SCHEDE BIOGRAFICHE
PERSONAGGI
ANTONIO CARDARELLI

Insigne clinico dal leggendario "occhio clinico"

In un ormai lontano del giorno del 1923 un corteo numerosissimo di giovani allievi della facoltà di Medicina di Napoli, proveniente dall’edificio centrale dell’Università in Corso Umberto, sfilò in Via Santa Maria di Costantinopoli, trainando a mano una carrozza senza i cavalli; il corteo era seguito da una folla di professori universitari, medici e gente del popolo, ed era accompagnato da lancio di fiori e da scroscianti applausi dei passanti. In quella carrozza sedeva un vecchio signore, piccolo ed elegante, che sorrideva dietro i suoi candidi baffi bianchi: era Antonio Cardarelli, il grande clinico, che a novantadue anni era stato costretto dalla nuova legislazione dell’epoca a ritirarsi dall’insegnamento.

I suoi studenti, i suoi colleghi e soprattutto il popolo che tanto amava, lo stavano riaccompagnando a casa, in quella casa di via Costantinopoli ove oggi una lapide lo ricorda, e dove in quegli anni sostava in attesa di una sua visita, una interminabile fila di pazienti.

Nato a Civitanova del Sannio nel 1831 Antonio Cardarelli aveva compiuto a Napoli gli studi di medicina e qui rimase tutta la vita; stimatissimo docente universitario fu però tenuto per anni in disparte dal mondo accademico, tanto da essere nominato professore di Patologia medica a cinquantotto anni; ricevette però i più grandi consensi come medico e diagnostico, diventando sin dagli inizi della carriera un vero e proprio mito, per il suo ‘occhio clinico’ ormai leggendario.

Gli episodi che testimoniano le sue incredibili capacità diagnostiche sono innumerevoli: egli riuscì infatti più volte a diagnosticare mali gravissimi in persone all’apparenza sane, e per farlo gli bastava un solo sguardo; si racconta ad esempio che, trovandosi in treno, preannunciò un malore ad una giovane sposa che viaggiava nel suo scompartimento, così come è noto che egli individuava con estrema facilità l’aneurisma aortico, facendo pronunciare la lettera ‘a’ agli ammalati.
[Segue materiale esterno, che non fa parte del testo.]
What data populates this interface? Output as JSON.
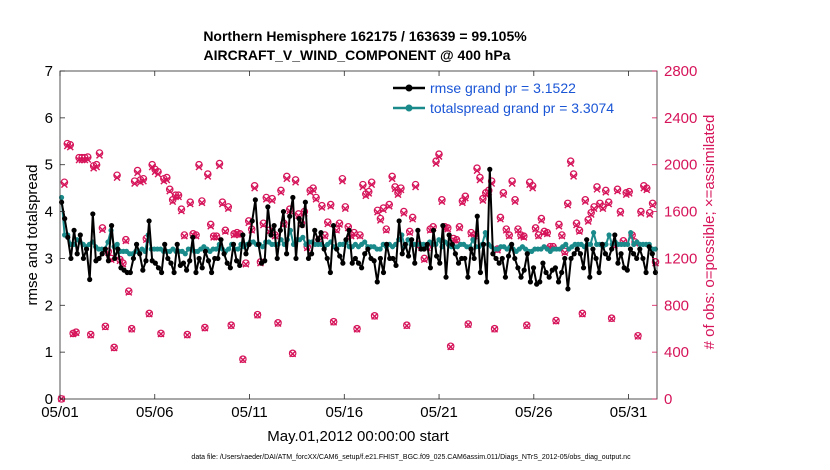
{
  "chart_data": {
    "type": "line",
    "title_line1": "Northern Hemisphere 162175 / 163639 = 99.105%",
    "title_line2": "AIRCRAFT_V_WIND_COMPONENT @ 400 hPa",
    "xlabel": "May.01,2012 00:00:00 start",
    "ylabel": "rmse and totalspread",
    "y2label": "# of obs: o=possible; ×=assimilated",
    "footnote": "data file: /Users/raeder/DAI/ATM_forcXX/CAM6_setup/f.e21.FHIST_BGC.f09_025.CAM6assim.011/Diags_NTrS_2012-05/obs_diag_output.nc",
    "xlim": [
      1,
      32.5
    ],
    "ylim": [
      0,
      7
    ],
    "y2lim": [
      0,
      2800
    ],
    "xtick_values": [
      1,
      6,
      11,
      16,
      21,
      26,
      31
    ],
    "xtick_labels": [
      "05/01",
      "05/06",
      "05/11",
      "05/16",
      "05/21",
      "05/26",
      "05/31"
    ],
    "ytick_labels": [
      "0",
      "1",
      "2",
      "3",
      "4",
      "5",
      "6",
      "7"
    ],
    "y2tick_labels": [
      "0",
      "400",
      "800",
      "1200",
      "1600",
      "2000",
      "2400",
      "2800"
    ],
    "colors": {
      "rmse": "#000000",
      "spread": "#1a8a8a",
      "obs": "#d6145a",
      "legend_text": "#1a55d6"
    },
    "series": [
      {
        "name": "rmse",
        "legend": "rmse grand pr = 3.1522",
        "values": [
          4.2,
          3.85,
          3.45,
          3.0,
          3.6,
          3.1,
          3.5,
          3.0,
          3.2,
          2.55,
          3.95,
          2.95,
          3.0,
          3.1,
          3.2,
          2.95,
          3.7,
          3.0,
          3.2,
          2.8,
          2.75,
          2.7,
          2.7,
          3.0,
          3.3,
          3.1,
          2.75,
          2.95,
          3.8,
          2.95,
          2.9,
          2.8,
          2.7,
          3.3,
          3.0,
          2.9,
          2.7,
          3.3,
          2.85,
          2.9,
          2.75,
          2.95,
          3.45,
          2.7,
          3.0,
          2.8,
          3.15,
          2.95,
          2.7,
          3.0,
          3.0,
          3.4,
          3.1,
          2.9,
          2.8,
          3.3,
          2.95,
          2.85,
          3.5,
          3.1,
          3.3,
          3.8,
          4.25,
          3.3,
          2.9,
          2.95,
          4.1,
          3.5,
          3.7,
          3.0,
          3.6,
          4.0,
          3.1,
          3.9,
          4.3,
          3.0,
          3.85,
          3.7,
          4.2,
          3.0,
          3.1,
          3.6,
          3.4,
          3.55,
          3.2,
          3.0,
          2.7,
          3.7,
          3.2,
          3.05,
          2.9,
          3.4,
          3.6,
          2.9,
          3.0,
          2.9,
          2.8,
          3.1,
          3.2,
          3.0,
          2.95,
          2.5,
          3.0,
          2.7,
          3.3,
          3.0,
          3.0,
          2.85,
          3.8,
          3.1,
          3.3,
          3.05,
          3.4,
          2.9,
          3.6,
          3.2,
          3.2,
          3.3,
          2.8,
          3.6,
          3.05,
          2.9,
          3.7,
          2.6,
          3.5,
          3.3,
          3.1,
          2.9,
          3.0,
          3.0,
          2.6,
          3.2,
          3.0,
          3.9,
          2.7,
          3.3,
          2.5,
          4.9,
          3.1,
          3.0,
          2.9,
          3.0,
          2.6,
          3.05,
          3.3,
          3.0,
          2.8,
          2.6,
          2.75,
          3.1,
          2.5,
          2.8,
          2.45,
          2.5,
          2.9,
          2.7,
          2.6,
          2.75,
          2.8,
          2.5,
          2.7,
          3.0,
          2.35,
          3.0,
          3.1,
          3.2,
          3.1,
          2.8,
          3.4,
          2.6,
          3.2,
          3.0,
          2.7,
          3.3,
          3.1,
          3.0,
          3.2,
          3.5,
          2.9,
          3.1,
          2.8,
          2.75,
          3.2,
          3.1,
          3.0,
          3.2,
          3.0,
          2.7,
          3.25,
          3.1,
          2.7
        ]
      },
      {
        "name": "totalspread",
        "legend": "totalspread grand pr = 3.3074",
        "values": [
          4.3,
          3.5,
          3.5,
          3.3,
          3.3,
          3.4,
          3.35,
          3.3,
          3.25,
          3.3,
          3.35,
          3.25,
          3.2,
          3.2,
          3.2,
          3.35,
          3.6,
          3.25,
          3.3,
          3.15,
          3.15,
          3.15,
          3.1,
          3.1,
          3.15,
          3.15,
          3.2,
          3.15,
          3.5,
          3.2,
          3.2,
          3.2,
          3.2,
          3.15,
          3.15,
          3.15,
          3.2,
          3.15,
          3.15,
          3.15,
          3.1,
          3.2,
          3.2,
          3.15,
          3.15,
          3.2,
          3.25,
          3.2,
          3.15,
          3.2,
          3.2,
          3.3,
          3.2,
          3.15,
          3.2,
          3.3,
          3.2,
          3.2,
          3.3,
          3.25,
          3.3,
          3.35,
          3.35,
          3.3,
          3.3,
          3.25,
          3.35,
          3.35,
          3.3,
          3.3,
          3.3,
          3.4,
          3.3,
          3.4,
          3.6,
          3.3,
          3.4,
          3.4,
          3.45,
          3.3,
          3.35,
          3.35,
          3.3,
          3.3,
          3.3,
          3.25,
          3.3,
          3.35,
          3.25,
          3.2,
          3.3,
          3.3,
          3.35,
          3.25,
          3.25,
          3.3,
          3.25,
          3.3,
          3.35,
          3.25,
          3.25,
          3.25,
          3.2,
          3.2,
          3.3,
          3.25,
          3.3,
          3.25,
          3.3,
          3.4,
          3.5,
          3.25,
          3.4,
          3.3,
          3.3,
          3.3,
          3.3,
          3.3,
          3.25,
          3.35,
          3.3,
          3.3,
          3.4,
          3.25,
          3.35,
          3.3,
          3.25,
          3.25,
          3.25,
          3.3,
          3.3,
          3.25,
          3.25,
          3.4,
          3.25,
          3.25,
          3.3,
          3.55,
          3.3,
          3.25,
          3.2,
          3.2,
          3.25,
          3.25,
          3.2,
          3.25,
          3.2,
          3.15,
          3.2,
          3.25,
          3.2,
          3.15,
          3.15,
          3.2,
          3.2,
          3.2,
          3.25,
          3.2,
          3.15,
          3.2,
          3.2,
          3.2,
          3.25,
          3.3,
          3.2,
          3.25,
          3.3,
          3.3,
          3.3,
          3.25,
          3.3,
          3.3,
          3.55,
          3.3,
          3.3,
          3.25,
          3.3,
          3.5,
          3.3,
          3.35,
          3.3,
          3.3,
          3.3,
          3.3,
          3.55,
          3.3,
          3.35,
          3.3,
          3.3,
          3.3,
          3.3,
          3.2,
          3.2
        ]
      }
    ],
    "obs_possible": [
      1,
      1850,
      2180,
      2170,
      560,
      570,
      2060,
      2060,
      2060,
      2065,
      550,
      1990,
      2000,
      2100,
      1460,
      620,
      1260,
      1200,
      440,
      1910,
      1190,
      1160,
      1360,
      920,
      600,
      1860,
      1950,
      1870,
      1880,
      1370,
      730,
      2000,
      1960,
      1940,
      560,
      1880,
      1890,
      1790,
      1700,
      1740,
      1740,
      1620,
      1400,
      550,
      1680,
      1410,
      1400,
      2000,
      1690,
      610,
      1920,
      1490,
      1390,
      1390,
      2010,
      1680,
      1440,
      1640,
      630,
      1410,
      1420,
      1410,
      340,
      1160,
      1520,
      1450,
      1820,
      720,
      1170,
      1500,
      1720,
      1440,
      1710,
      1400,
      650,
      1780,
      1500,
      1900,
      1620,
      390,
      1870,
      1580,
      1500,
      1600,
      1300,
      1780,
      1800,
      1720,
      1360,
      1650,
      1400,
      1510,
      1660,
      660,
      1450,
      1500,
      1880,
      1640,
      1470,
      1400,
      1420,
      600,
      1400,
      1830,
      1750,
      1770,
      1850,
      710,
      1610,
      1540,
      1630,
      1450,
      1660,
      1900,
      1810,
      1760,
      1800,
      1600,
      630,
      1430,
      1550,
      1830,
      1320,
      1300,
      1200,
      1300,
      1450,
      1470,
      2030,
      2090,
      1700,
      1470,
      1460,
      450,
      1370,
      1360,
      1470,
      1690,
      1730,
      640,
      1420,
      1400,
      1970,
      1890,
      1710,
      1760,
      1780,
      1860,
      600,
      1280,
      1550,
      1760,
      1450,
      1400,
      1860,
      1700,
      1450,
      1400,
      1390,
      630,
      1850,
      1820,
      1460,
      1400,
      1540,
      1430,
      1420,
      1300,
      1300,
      670,
      1490,
      1400,
      1260,
      1670,
      2030,
      1920,
      1500,
      1440,
      730,
      1700,
      1530,
      1590,
      1640,
      1810,
      1670,
      1640,
      1780,
      1680,
      690,
      1320,
      1790,
      1600,
      1350,
      1760,
      1770,
      1400,
      1340,
      540,
      1600,
      1820,
      1800,
      1590,
      1670,
      1170
    ],
    "obs_assimilated": [
      1,
      1830,
      2160,
      2150,
      555,
      565,
      2040,
      2040,
      2040,
      2045,
      545,
      1970,
      1980,
      2080,
      1445,
      615,
      1250,
      1190,
      435,
      1890,
      1180,
      1150,
      1350,
      910,
      595,
      1840,
      1930,
      1850,
      1860,
      1360,
      725,
      1980,
      1940,
      1920,
      555,
      1860,
      1870,
      1775,
      1685,
      1725,
      1725,
      1605,
      1390,
      545,
      1665,
      1400,
      1390,
      1980,
      1675,
      605,
      1900,
      1475,
      1380,
      1380,
      1990,
      1665,
      1430,
      1625,
      625,
      1400,
      1410,
      1400,
      335,
      1150,
      1505,
      1440,
      1800,
      715,
      1160,
      1485,
      1705,
      1430,
      1695,
      1390,
      645,
      1765,
      1490,
      1880,
      1605,
      385,
      1850,
      1565,
      1490,
      1585,
      1290,
      1765,
      1785,
      1705,
      1350,
      1635,
      1390,
      1495,
      1645,
      655,
      1440,
      1490,
      1860,
      1625,
      1460,
      1390,
      1410,
      595,
      1390,
      1810,
      1735,
      1755,
      1830,
      705,
      1595,
      1525,
      1615,
      1440,
      1645,
      1880,
      1795,
      1745,
      1785,
      1585,
      625,
      1420,
      1535,
      1810,
      1310,
      1290,
      1190,
      1290,
      1440,
      1460,
      2010,
      2070,
      1685,
      1460,
      1450,
      445,
      1360,
      1350,
      1460,
      1675,
      1715,
      635,
      1410,
      1390,
      1950,
      1870,
      1695,
      1745,
      1765,
      1840,
      595,
      1270,
      1535,
      1745,
      1440,
      1390,
      1840,
      1685,
      1440,
      1390,
      1380,
      625,
      1830,
      1800,
      1450,
      1390,
      1525,
      1420,
      1410,
      1290,
      1290,
      665,
      1475,
      1390,
      1250,
      1655,
      2010,
      1900,
      1485,
      1430,
      725,
      1685,
      1515,
      1575,
      1625,
      1790,
      1655,
      1625,
      1765,
      1665,
      685,
      1310,
      1775,
      1585,
      1340,
      1745,
      1755,
      1390,
      1330,
      535,
      1585,
      1800,
      1785,
      1575,
      1655,
      1160
    ]
  }
}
Con questo sistema salvò la vita ad un pescatore che aveva sentito urlare in riva al mare, e diagnosticò una tubercolosi ad un artista, mentre era seduto tra il pubblico al Teatro San Carlo.

Molti suoi colleghi, invidiosi della fama e della stima unanime di cui godeva il grande clinico, vollero metterlo alla prova facendogli visitare un loro complice che si fingeva gravemente malato; Cardarelli lo visitò e tra il grande stupore dei colleghi sentenziò la nefasta diagnosi di nefrite cronica, che lo avrebbe condotto rapidamente alla morte. Quando i colleghi gli rivelarono divertiti la burla, egli non si scompose minimamente. Il finto ammalato morì infatti morì sette giorni dopo.

Medico di fiducia di Garibaldi, Vittorio Emanuele II e di Umberto I, Antonio Cardarelli ebbe modo di farsi conoscere in tutto il mondo anche per essere stato l’unico a diagnosticare, attraverso la sola lettura dei bollettini medici, un cancro alla pleura al pontefice Leone XIII. Le sue dichiarazioni, pubblicate sul ‘ROMA’, fecero scalpore in tutto l’ambiente medico, ma dopo la morte del Papa, anche i suoi più illustri colleghi dovettero dargli ragione.

Antonio Cardarelli si spegneva novantaseienne nella sua casa di Via Costantinopoli l’8 gennaio del 1927. Con lo pseudonimo di Amato Amati era stato anche il protagonista nel libro di Matilde Serao Il paese della cuccagna; e qui la scrittrice racconta che: ‘tutta la gente lo chiamava, l’invocava, gli tendeva le mani, chiedendo aiuto, assediando il portone, le scale, la sua porta…con la pazienza e la rassegnazione di chi aspetta un salvatore’.

Estratto in sintesi dal volume: Andrea Jelardi, Giuseppe Moscati e la scuola medica beneventana, Realtà Sannita, Benevento, 2004.